Ugandan shilling weakens

Ugandan shilling weakens

The Ugandan shilling lost substantial ground on Tuesday, touching a key psychological level as it was hammered by surging appetite for dollars from corporate clients and commercial banks.

At 0917 GMT commercial banks quoted the shilling at 3,690/3,700, weaker than Monday’s close of 3,665/3,675.

Traders have mentioned 3,700 in recent weeks as the next key support level, saying breaching it was likely to alarm the central bank and possibly trigger an intervention.

“There’s significant buying interest (for dollars) from both corporate clients and in the interbank,” said David Bagambe, trader at Diamond Trust Bank.

Most corporate demand, he said, was coming from firms in the manufacturing and energy sectors.

“The pressure is being exacerbated by the fact this demand is coming amidst weak inflows,” he said.

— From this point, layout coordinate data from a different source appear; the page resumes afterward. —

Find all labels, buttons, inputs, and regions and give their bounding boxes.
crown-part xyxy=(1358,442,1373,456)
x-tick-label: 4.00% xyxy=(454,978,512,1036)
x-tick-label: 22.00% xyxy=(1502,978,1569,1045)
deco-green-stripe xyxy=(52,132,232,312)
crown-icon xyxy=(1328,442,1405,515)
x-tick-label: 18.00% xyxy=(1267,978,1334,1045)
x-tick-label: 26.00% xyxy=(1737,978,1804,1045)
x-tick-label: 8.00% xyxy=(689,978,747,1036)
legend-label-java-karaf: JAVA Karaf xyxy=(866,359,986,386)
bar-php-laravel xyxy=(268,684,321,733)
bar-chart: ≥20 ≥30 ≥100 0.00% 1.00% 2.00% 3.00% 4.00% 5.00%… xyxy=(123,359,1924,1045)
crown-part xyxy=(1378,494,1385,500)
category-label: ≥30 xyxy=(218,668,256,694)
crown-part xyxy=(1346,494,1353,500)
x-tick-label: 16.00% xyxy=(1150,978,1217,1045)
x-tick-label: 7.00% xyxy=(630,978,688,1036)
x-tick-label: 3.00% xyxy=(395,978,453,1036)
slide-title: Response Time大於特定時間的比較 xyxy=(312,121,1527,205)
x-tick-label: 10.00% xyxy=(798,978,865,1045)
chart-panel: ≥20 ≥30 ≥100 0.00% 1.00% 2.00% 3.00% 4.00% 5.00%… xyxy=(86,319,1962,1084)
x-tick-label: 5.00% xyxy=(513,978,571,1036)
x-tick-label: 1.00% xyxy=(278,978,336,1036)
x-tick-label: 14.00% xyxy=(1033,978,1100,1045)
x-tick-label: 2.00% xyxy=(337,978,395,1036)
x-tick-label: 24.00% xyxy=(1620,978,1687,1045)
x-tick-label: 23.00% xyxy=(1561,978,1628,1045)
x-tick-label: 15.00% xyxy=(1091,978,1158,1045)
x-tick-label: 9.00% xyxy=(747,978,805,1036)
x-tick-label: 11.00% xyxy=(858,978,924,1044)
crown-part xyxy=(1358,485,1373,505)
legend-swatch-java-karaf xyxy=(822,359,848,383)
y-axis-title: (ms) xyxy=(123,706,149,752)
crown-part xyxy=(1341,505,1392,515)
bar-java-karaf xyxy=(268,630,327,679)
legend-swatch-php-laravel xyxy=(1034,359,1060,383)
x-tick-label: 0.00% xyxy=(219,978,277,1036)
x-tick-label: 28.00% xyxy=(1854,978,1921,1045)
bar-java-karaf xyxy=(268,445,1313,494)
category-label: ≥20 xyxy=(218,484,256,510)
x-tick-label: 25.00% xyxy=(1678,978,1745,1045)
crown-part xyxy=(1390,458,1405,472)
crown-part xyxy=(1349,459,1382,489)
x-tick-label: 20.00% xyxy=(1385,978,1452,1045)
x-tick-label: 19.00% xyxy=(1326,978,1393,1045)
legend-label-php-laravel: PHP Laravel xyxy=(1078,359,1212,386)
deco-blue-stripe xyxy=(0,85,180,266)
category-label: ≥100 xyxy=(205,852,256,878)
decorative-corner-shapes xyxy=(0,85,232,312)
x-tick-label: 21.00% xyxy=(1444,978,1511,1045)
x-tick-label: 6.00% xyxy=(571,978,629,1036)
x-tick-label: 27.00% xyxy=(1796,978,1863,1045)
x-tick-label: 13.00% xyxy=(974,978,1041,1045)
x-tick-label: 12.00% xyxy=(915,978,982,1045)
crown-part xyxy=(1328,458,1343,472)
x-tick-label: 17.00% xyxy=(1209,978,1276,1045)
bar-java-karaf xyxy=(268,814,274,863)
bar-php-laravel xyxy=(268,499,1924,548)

Uganda relies on shipments of coffee, tea, fish, cocoa and other commodities for its hard currency earnings but traders say the slowdown in prices of these items has depressed the country’s foreign exchange inflows.

Bagambe said the negative investor sentiment toward the shilling was also tracking the weakening trend of other sub-Saharan African currencies.

Most sub-Saharan African currencies have posted sharp losses this year, hurt by cooling commodity prices and expectations of an interest rate hike by the U.S. Fed reserve.

So far this year, the shilling is 25 percent weaker against the greenback.

Traders say demand for greenback is likely to rise steeply in October as importers stock up on hard currency to pay for merchandise shipments targeting year-end shoppers.

The increased dollar demand, coupled with jitters over a deteriorating trade balance, and political uncertainty ahead next year’s polls are expected to keep the shilling vulnerable in the coming months, traders say.